Remembering John Updike (1932-2009)

The summer I turned 18 I bought a Penguin paperback edition of John Updike’s novel Rabbit, Run in the back of small antique bookstore in Copenhagen, where I used to go after school. It was unlike anything I had ever read before; the prose was like poetry, demanding to be read aloud.

After the summer I came back to look for more of his books – Roger’s Version, Couples, Marry Me. Over the years he has been with me wherever I’ve studied and occupied my time, whether my dorm room in Canterbury, my father’s old apartment in Copenhagen or Miami, of course. Even at a small restaurant in Munich I remember being hunched over his collected poems.
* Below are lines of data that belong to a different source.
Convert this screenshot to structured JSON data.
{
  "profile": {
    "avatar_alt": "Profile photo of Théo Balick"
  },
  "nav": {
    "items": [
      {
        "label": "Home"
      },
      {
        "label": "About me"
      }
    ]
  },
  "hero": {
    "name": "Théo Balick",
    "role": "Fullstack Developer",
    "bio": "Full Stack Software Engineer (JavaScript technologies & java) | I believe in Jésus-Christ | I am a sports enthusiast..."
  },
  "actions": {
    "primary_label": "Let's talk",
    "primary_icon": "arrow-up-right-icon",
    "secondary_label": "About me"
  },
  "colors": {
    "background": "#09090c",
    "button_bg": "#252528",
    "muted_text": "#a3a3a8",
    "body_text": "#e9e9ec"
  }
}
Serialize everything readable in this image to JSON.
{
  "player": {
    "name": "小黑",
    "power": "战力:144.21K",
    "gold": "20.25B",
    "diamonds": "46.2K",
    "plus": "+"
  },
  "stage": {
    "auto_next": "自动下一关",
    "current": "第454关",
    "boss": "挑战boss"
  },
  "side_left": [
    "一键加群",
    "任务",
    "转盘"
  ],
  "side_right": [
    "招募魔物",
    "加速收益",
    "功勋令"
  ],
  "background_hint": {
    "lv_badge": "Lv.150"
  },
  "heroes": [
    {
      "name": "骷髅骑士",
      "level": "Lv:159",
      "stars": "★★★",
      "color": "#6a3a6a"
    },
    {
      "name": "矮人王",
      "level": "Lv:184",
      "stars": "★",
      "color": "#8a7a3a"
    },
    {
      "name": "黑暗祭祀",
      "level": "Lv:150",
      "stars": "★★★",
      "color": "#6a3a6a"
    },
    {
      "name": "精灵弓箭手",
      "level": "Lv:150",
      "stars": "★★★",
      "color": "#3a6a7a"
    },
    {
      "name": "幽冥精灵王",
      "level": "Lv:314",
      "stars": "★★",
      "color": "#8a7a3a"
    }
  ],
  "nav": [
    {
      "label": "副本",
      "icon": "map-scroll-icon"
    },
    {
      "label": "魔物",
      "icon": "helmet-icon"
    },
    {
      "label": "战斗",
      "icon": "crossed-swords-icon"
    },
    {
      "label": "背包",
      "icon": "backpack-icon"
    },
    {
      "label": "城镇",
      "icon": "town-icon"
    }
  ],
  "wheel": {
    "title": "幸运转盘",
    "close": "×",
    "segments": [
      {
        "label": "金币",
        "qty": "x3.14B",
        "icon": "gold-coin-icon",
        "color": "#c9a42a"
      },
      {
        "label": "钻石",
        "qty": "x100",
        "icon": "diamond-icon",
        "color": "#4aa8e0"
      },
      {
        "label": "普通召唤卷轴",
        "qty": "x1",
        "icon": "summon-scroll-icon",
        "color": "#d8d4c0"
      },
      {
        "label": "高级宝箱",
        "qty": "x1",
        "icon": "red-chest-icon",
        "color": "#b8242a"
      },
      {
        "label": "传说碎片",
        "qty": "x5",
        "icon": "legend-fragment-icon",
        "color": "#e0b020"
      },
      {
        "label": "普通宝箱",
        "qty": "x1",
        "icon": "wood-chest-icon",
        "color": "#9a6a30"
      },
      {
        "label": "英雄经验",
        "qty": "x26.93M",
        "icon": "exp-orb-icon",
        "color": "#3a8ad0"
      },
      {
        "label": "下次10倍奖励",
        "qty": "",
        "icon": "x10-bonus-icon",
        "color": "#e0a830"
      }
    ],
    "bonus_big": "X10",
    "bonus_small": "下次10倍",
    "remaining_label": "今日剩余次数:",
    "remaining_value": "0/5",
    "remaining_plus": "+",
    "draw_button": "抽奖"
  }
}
John Updike’s death last week of lung cancer at the age of 76 affected me deeply. As a reader, my relationship to him was sometimes ambivalent but always alive. His overwhelming literary output inevitably led to novelistic failures, yet when he succeeded (as he often did) he succeeded with the force and beauty that made him the English language’s most brilliant contemporary stylist. As a writer, nothing escaped his vast and generous scope. His frequent contributions to The New Yorker, whether poetry, essays or criticism, seemed a necessity for sustaining life, like rays of sunlight.

Now that he is gone, we console ourselves at the thought of the countless books he has left behind, the many other writers whose work he has influenced. But without him the world seems smaller, poorer. A great mind has left us. I miss him already.